Kiraga Joanna, Mackiewicz Pawel, Mackiewicz Dorota, Kowalczuk Maria, Biecek Przemysław, Polak Natalia, Smolarczyk Kamila, Dudek Miroslaw R, Cebrat Stanislaw
Department of Genomics, University of Wrocław, Wrocław, Poland.
BMC Genomics. 2007 Jun 12;8:163. doi: 10.1186/1471-2164-8-163.
The distribution of isoelectric point (pI) of proteins in a proteome is universal for all organisms. It is bimodal dividing the proteome into two sets of acidic and basic proteins. Different species however have different abundance of acidic and basic proteins that may be correlated with taxonomy, subcellular localization, ecological niche of organisms and proteome size.
We have analysed 1784 proteomes encoded by chromosomes of Archaea, Bacteria, Eukaryota, and also mitochondria, plastids, prokaryotic plasmids, phages and viruses. We have found significant correlation in more than 95% of proteomes between the protein length and pI in proteomes--positive for acidic proteins and negative for the basic ones. Plastids, viruses and plasmids encode more basic proteomes while chromosomes of Archaea, Bacteria, Eukaryota, mitochondria and phages more acidic ones. Mitochondrial proteomes of Viridiplantae, Protista and Fungi are more basic than Metazoa. It results from the presence of basic proteins in the former proteomes and their absence from the latter ones and is related with reduction of metazoan genomes. Significant correlation was found between the pI bias of proteomes encoded by prokaryotic chromosomes and proteomes encoded by plasmids but there is no correlation between eukaryotic nuclear-coded proteomes and proteomes encoded by organelles. Detailed analyses of prokaryotic proteomes showed significant relationships between pI distribution and habitat, relation to the host cell and salinity of the environment, but no significant correlation with oxygen and temperature requirements. The salinity is positively correlated with acidicity of proteomes. Host-associated organisms and especially intracellular species have more basic proteomes than free-living ones. The higher rate of mutations accumulation in the intracellular parasites and endosymbionts is responsible for the basicity of their tiny proteomes that explains the observed positive correlation between the decrease of genome size and the increase of basicity of proteomes.
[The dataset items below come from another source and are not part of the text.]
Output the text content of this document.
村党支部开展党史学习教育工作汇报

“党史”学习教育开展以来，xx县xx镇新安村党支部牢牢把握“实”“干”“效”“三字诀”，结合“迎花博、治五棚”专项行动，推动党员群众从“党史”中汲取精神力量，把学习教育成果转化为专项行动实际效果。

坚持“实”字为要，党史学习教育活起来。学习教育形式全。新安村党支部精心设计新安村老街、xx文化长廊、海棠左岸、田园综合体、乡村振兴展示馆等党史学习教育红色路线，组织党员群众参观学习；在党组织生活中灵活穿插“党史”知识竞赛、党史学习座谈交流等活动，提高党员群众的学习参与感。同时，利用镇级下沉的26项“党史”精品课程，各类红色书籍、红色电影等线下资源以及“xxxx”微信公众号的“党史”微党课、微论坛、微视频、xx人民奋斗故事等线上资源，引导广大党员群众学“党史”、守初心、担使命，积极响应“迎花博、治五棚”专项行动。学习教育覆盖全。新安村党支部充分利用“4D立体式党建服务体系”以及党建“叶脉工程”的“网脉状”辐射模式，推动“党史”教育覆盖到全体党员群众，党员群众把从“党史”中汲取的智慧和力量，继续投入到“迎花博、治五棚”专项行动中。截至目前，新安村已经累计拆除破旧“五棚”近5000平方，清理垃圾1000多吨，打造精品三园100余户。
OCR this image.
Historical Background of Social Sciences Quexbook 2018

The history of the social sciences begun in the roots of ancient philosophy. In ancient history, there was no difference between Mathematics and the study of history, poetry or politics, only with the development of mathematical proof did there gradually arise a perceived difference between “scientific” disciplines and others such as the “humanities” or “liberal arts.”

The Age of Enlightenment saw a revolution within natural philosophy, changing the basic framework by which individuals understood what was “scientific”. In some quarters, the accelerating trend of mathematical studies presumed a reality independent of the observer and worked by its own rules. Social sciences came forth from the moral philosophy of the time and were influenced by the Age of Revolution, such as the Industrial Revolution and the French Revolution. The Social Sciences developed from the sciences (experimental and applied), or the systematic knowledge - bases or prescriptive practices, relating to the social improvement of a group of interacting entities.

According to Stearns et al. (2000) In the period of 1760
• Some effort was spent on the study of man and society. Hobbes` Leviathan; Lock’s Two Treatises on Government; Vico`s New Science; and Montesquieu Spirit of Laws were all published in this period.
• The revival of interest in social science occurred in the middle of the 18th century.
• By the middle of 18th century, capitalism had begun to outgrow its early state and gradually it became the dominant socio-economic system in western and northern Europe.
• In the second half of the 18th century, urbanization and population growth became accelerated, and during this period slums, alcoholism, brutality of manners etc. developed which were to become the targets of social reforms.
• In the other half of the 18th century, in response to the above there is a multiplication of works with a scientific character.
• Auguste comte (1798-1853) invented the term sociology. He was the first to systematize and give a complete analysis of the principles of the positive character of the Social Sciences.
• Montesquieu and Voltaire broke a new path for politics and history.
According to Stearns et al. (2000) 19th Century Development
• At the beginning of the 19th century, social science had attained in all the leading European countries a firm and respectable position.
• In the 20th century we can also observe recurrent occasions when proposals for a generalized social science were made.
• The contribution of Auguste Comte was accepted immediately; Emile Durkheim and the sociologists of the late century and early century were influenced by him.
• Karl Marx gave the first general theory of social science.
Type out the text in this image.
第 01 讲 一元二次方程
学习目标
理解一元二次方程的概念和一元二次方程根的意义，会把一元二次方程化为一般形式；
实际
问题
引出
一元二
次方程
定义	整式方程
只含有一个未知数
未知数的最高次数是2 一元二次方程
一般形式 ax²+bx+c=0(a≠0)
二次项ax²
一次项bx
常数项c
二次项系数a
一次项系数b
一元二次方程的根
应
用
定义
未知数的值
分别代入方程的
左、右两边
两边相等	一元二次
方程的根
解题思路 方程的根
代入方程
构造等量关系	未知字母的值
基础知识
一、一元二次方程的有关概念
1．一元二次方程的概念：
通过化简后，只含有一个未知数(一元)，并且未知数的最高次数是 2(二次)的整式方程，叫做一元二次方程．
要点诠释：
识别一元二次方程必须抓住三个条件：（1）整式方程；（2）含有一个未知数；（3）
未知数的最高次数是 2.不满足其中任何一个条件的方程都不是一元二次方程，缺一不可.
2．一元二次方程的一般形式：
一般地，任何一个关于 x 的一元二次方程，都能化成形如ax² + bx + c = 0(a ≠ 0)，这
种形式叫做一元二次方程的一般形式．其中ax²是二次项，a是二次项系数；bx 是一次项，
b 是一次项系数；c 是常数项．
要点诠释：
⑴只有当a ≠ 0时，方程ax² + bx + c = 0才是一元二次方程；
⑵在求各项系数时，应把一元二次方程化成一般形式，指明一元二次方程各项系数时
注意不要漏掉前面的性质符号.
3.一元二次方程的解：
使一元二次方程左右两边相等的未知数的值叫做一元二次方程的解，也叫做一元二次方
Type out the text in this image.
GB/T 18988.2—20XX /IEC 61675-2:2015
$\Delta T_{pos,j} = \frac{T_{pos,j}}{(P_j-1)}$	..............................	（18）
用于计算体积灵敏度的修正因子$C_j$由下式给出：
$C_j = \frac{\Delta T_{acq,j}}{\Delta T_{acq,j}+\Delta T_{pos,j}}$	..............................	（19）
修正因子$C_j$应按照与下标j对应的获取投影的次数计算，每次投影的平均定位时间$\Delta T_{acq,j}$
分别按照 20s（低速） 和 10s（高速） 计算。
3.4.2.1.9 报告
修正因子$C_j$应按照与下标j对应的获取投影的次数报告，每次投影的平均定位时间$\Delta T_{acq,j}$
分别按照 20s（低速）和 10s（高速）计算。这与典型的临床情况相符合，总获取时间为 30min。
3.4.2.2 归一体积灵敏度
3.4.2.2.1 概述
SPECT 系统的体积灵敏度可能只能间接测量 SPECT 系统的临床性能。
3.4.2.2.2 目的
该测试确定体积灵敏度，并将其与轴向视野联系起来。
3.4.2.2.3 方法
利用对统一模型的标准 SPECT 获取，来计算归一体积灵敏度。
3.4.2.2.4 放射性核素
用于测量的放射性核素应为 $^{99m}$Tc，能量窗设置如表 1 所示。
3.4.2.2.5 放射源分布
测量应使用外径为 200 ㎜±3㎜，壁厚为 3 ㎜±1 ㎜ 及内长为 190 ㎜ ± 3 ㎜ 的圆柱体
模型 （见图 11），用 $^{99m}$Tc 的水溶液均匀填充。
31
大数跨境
The results indicate that even conserved proteins subjected to strong selectional constraints follow the global trend in the pI distribution.
The distribution of pI of proteins in proteomes shows clear relationships with length of proteins, subcellular localization, taxonomy and ecology of organisms. The distribution is also strongly affected by mutational pressure especially in intracellular organisms.
蛋白质组中蛋白质等电点(pI)的分布在所有生物中都具有普遍性。它呈双峰分布,将蛋白质组分为酸性和碱性两组蛋白质。然而,不同物种的酸性和碱性蛋白质丰度不同,这可能与生物分类学、亚细胞定位、生物的生态位和蛋白质组大小相关。
我们分析了古菌、细菌、真核生物的染色体以及线粒体、质体、原核质粒、噬菌体和病毒所编码的1784个蛋白质组。我们发现在超过95%的蛋白质组中,蛋白质长度与蛋白质组中的pI之间存在显著相关性——酸性蛋白质呈正相关,碱性蛋白质呈负相关。质体、病毒和质粒编码的蛋白质组碱性更强,而古菌、细菌、真核生物、线粒体和噬菌体的染色体编码的蛋白质组酸性更强。绿藻、原生生物和真菌的线粒体蛋白质组比后生动物的更碱性。这是由于前一组蛋白质组中存在碱性蛋白质,而后一组中不存在,这与后生动物基因组的减少有关。发现原核染色体编码的蛋白质组的pI偏差与质粒编码的蛋白质组之间存在显著相关性,但真核细胞核编码的蛋白质组与细胞器编码的蛋白质组之间没有相关性。对原核蛋白质组的详细分析表明,pI分布与栖息地、与宿主细胞的关系以及环境盐度之间存在显著关系,但与氧气和温度需求没有显著相关性。盐度与蛋白质组的酸度呈正相关。与宿主相关的生物,尤其是细胞内物种,比自由生活的生物具有更碱性的蛋白质组。细胞内寄生虫和内共生体中较高的突变积累率导致了它们微小蛋白质组的碱性,这解释了观察到的基因组大小减少与蛋白质组碱性增加之间的正相关。结果表明,即使是受到强烈选择限制的保守蛋白质也遵循pI分布的全局趋势。
蛋白质组中蛋白质pI的分布与蛋白质长度、亚细胞定位、生物的分类学和生态学显示出明确的关系。这种分布也受到突变压力的强烈影响,尤其是在细胞内生物中。